2. Außerdem finden wir hier das Fundament unseres allein wahren Glaubens, wenn wir an einen Gott glauben, der doch dreifaltig ist in Personen. Denn Mose redet hier so, dass ein Göttliches Wesen daraus zu erkennen ist und doch mehrere Personen: Gott; das Wort; aus dem Evangelium (Joh. 1,1) ist klar zu erkennen, dass es nämlich am Anfang war, und zwar Gott selbst; und des Heiligen Geistes wird hier ausdrücklich gedacht. Obwohl dieses nur schwer zu verstehen ist, so haben wir doch die vollständige Offenbarung im Neuen Testament, wofür wir Gott hoch zu danken haben. Ebenso steht in Hebr. 11,3: Durch den Glauben merken wir, dass die Welt durch Gottes Wort fertig ist, dass alles, das man sieht, aus nichts geworden ist. Daher schreibt nicht nur Paulus das Werk der Schöpfung dem Dreieinigen Gott zu: Von ihm, durch ihn, und in ihm sind alle Dinge, ihm sei Ehre in Ewigkeit, Amen (Röm. 11,36).

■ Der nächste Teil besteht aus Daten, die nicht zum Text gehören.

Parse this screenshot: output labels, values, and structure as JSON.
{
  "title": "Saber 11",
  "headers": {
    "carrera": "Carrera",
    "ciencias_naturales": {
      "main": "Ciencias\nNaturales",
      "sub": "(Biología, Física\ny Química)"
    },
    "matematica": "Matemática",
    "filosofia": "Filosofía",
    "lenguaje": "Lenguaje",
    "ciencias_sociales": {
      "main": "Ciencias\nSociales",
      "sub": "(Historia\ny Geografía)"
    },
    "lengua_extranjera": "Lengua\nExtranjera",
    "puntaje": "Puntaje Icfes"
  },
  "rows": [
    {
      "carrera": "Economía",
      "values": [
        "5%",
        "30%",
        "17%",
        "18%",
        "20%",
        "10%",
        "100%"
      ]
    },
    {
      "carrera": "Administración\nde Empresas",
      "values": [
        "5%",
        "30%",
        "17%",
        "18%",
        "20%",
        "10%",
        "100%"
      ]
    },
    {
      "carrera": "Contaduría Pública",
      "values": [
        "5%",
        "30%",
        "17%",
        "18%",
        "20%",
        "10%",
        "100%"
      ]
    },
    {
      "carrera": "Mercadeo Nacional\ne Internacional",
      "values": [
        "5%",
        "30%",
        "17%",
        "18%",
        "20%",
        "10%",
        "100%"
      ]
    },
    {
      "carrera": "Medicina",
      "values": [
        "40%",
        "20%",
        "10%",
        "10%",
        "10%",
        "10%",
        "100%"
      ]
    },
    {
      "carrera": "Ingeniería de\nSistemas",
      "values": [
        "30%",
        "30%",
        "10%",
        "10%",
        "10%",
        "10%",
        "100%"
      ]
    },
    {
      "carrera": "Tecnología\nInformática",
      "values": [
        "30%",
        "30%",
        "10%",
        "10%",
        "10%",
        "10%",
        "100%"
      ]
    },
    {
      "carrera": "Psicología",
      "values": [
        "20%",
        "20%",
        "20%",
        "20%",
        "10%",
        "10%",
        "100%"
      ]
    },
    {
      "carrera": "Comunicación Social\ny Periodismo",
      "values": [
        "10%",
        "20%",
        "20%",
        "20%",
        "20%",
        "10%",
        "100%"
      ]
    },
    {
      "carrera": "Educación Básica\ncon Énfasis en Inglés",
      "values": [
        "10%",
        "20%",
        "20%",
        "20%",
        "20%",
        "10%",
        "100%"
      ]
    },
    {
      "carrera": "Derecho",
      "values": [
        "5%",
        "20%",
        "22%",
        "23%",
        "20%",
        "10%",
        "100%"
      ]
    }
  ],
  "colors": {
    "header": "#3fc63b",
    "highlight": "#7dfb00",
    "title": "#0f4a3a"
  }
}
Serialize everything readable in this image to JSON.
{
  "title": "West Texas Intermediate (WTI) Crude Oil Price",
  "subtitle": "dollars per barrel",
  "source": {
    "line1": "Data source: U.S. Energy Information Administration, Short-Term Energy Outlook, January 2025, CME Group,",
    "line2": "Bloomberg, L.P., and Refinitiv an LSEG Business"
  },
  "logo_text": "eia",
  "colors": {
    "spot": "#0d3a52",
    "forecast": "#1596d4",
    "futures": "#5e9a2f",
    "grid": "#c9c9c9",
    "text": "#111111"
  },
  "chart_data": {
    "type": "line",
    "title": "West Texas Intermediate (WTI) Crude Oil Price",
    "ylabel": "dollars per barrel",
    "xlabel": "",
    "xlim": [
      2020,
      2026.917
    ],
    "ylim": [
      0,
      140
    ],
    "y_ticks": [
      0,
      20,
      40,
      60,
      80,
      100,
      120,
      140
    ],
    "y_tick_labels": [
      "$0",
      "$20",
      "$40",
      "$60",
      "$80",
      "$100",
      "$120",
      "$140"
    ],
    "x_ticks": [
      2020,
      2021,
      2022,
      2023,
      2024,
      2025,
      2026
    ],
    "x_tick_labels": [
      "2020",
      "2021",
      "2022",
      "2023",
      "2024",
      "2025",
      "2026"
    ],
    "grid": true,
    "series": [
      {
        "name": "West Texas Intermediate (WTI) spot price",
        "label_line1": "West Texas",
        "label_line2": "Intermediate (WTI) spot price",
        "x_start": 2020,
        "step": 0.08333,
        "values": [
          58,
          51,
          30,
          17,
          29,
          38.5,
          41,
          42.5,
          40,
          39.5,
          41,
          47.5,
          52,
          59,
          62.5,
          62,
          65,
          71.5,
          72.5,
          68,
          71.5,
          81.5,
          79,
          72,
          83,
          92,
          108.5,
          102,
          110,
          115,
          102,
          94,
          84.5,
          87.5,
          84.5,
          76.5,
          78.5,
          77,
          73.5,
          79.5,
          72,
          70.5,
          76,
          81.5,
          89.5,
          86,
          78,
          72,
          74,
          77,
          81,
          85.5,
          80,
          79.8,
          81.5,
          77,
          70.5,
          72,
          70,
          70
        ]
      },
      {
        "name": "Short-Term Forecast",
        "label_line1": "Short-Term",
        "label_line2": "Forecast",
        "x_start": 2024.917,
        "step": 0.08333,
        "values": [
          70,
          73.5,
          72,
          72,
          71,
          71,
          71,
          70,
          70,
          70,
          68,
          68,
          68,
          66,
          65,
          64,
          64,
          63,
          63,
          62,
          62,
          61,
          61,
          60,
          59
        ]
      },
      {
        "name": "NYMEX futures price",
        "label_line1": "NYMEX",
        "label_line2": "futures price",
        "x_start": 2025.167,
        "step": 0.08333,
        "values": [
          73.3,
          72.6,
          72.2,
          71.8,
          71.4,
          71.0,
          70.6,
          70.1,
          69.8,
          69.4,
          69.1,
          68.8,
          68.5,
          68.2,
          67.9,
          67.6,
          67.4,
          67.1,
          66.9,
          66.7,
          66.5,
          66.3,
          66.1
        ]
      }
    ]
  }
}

Sondern auch im Alten Testament heißt es: der Himmel ist durch das Wort des Herrn gemacht, und all sein Heer durch den Geist seines Mundes (Psalm 33,6).

Zweitens berichtet Mose, wie Gott der Herr die ganze Erschaffung des Himmels und der Erde und auch aller Kreatur nicht auf einmal ganz vollkommen fertigstellen wollte, was er sonst wohl hätte tun können, sondern er hat 6 Tage dazu verwendet, nämlich:

Am ersten Tag hat er die oben angedeutete Materie ohne Form und das Licht erschaffen. Dem Licht hat er eine bestimmte Zeit zugewiesen, nämlich den Tag, und der Finsternis hat er auch eine besondere Zeit zugewiesen, nämlich der Nacht.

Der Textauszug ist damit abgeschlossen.